Despite the potential precariousness of government funding, this study shows government organizations remained a source of funding for molecular biology databases long into their lifetimes. Indeed, the vast majority of databases evaluated here continued to depend on some government support. However, a slim majority (54.0%) relied solely on government organizations and an even smaller percentage (31.7%) relied on a single government source. Thus, the data show many of these long-lived databases do, in fact, draw on diverse funding streams. Alternatives to funding from government organizations fell into a number of categories. Academic organizations, namely universities, and private philanthropies both contributed funding to approximately 20% of the databases. Industry organizations were numerous in number; however, the majority were attributed to a funding statement for single database such that this example may be an outlier. All told, although evidence of diversification was observed, of the 176 mentions of funding organizations within database articles, 83 (47.2%) are attributed to the top 9 funders represented in Table 1, meaning 10% of funding organizations identified here make up nearly half of all funding attributions.
The organizations that provide operational support are smaller in number, but more distributed across the organizational types.
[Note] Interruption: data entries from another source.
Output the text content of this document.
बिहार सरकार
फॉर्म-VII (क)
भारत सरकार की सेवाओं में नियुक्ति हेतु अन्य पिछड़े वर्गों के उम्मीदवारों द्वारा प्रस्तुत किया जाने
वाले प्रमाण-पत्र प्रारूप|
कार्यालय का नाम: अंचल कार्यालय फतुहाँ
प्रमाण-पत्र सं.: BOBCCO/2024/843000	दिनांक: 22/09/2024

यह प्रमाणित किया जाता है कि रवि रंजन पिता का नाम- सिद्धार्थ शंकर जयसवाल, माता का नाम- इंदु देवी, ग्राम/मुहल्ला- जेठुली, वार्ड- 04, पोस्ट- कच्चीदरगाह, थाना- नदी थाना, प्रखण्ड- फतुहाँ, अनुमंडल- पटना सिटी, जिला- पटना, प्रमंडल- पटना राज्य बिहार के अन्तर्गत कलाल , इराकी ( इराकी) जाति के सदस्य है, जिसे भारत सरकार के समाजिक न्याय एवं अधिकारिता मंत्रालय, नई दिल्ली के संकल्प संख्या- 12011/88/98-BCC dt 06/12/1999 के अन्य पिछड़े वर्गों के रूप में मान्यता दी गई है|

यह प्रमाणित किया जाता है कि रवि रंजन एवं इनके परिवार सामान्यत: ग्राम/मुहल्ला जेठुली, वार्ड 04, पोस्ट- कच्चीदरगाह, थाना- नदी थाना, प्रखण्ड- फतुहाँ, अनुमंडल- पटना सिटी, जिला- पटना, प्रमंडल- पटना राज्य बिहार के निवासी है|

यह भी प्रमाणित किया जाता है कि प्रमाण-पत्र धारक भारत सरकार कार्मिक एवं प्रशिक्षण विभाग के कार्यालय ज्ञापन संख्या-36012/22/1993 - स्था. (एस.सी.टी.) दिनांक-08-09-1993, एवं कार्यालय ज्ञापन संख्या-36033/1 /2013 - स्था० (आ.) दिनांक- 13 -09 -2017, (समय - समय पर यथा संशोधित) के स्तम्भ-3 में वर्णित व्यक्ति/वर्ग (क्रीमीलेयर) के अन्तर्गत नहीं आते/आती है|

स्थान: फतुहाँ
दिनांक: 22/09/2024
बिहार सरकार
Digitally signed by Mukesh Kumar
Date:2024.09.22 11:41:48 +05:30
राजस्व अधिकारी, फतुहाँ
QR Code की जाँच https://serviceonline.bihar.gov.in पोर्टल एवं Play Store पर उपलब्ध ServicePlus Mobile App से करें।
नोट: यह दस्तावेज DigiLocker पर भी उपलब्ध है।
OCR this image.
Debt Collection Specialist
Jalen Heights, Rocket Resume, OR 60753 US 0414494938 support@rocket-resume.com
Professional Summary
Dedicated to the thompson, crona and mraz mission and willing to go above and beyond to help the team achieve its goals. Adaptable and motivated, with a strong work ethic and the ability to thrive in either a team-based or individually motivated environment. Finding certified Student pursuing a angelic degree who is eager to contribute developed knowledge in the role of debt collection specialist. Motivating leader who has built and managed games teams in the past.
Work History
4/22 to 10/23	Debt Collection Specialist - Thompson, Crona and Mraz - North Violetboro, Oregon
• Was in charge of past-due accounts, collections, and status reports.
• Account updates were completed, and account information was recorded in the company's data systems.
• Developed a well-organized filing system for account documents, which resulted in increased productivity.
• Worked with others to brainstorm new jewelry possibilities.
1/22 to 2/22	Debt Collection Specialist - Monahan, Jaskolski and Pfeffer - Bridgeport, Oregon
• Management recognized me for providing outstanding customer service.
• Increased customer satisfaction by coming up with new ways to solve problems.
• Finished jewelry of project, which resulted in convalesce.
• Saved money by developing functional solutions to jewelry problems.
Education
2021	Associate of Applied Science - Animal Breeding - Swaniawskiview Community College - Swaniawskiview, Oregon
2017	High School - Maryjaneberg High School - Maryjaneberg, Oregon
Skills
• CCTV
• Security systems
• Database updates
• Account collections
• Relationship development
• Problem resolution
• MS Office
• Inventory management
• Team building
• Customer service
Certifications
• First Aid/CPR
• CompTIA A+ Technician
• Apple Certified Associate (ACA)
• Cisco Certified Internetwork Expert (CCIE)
Here, academic organizations were more likely to bear the load by providing operational support for long-lived databases. Attwood et al. noted a trend of responsibilities falling to institutions, and concluded future support from institutions will be “key” for the sustainability of databases (Attwood et al., 2015). Indeed, it appears that academic institutions are already core to the ecosystem by providing operational support to several especially highly cited databases, such KEGG: Kyoto Encyclopedia of Genes and Genomes (Kyoto University) and RDP: Ribosomal Database Project (Michigan State University). Certainly, a push for deepening institutional commitments to database longevity will continue. Within the study here, no one academic institution was found to host more than two databases; i.e. individual universities seem unlikely to assume responsibility for multiple long-lived molecular biology databases. This is unsurprising given the challenge academic organizations face in their attempt to equitably support research infrastructure across all domains, including the Social Sciences and Arts and Humanities, and not just Science, Technology, Engineering, and Mathematics (STEM) fields. On one hand, the large number of academic organizations providing operational support signals further diversification. However, similar to funding, there is also a concentration of operational responsibilities falling to a small number of unique organizations, namely government and philanthropic organizations. The results indicate that the top 10% of operating organizations bear the responsibility for a third of the databases studied here. While concentration into a few organizations carries the benefit of shared infrastructure, a shift in stability or priorities for any of these organizations could likewise jeopardize the operational support currently provided.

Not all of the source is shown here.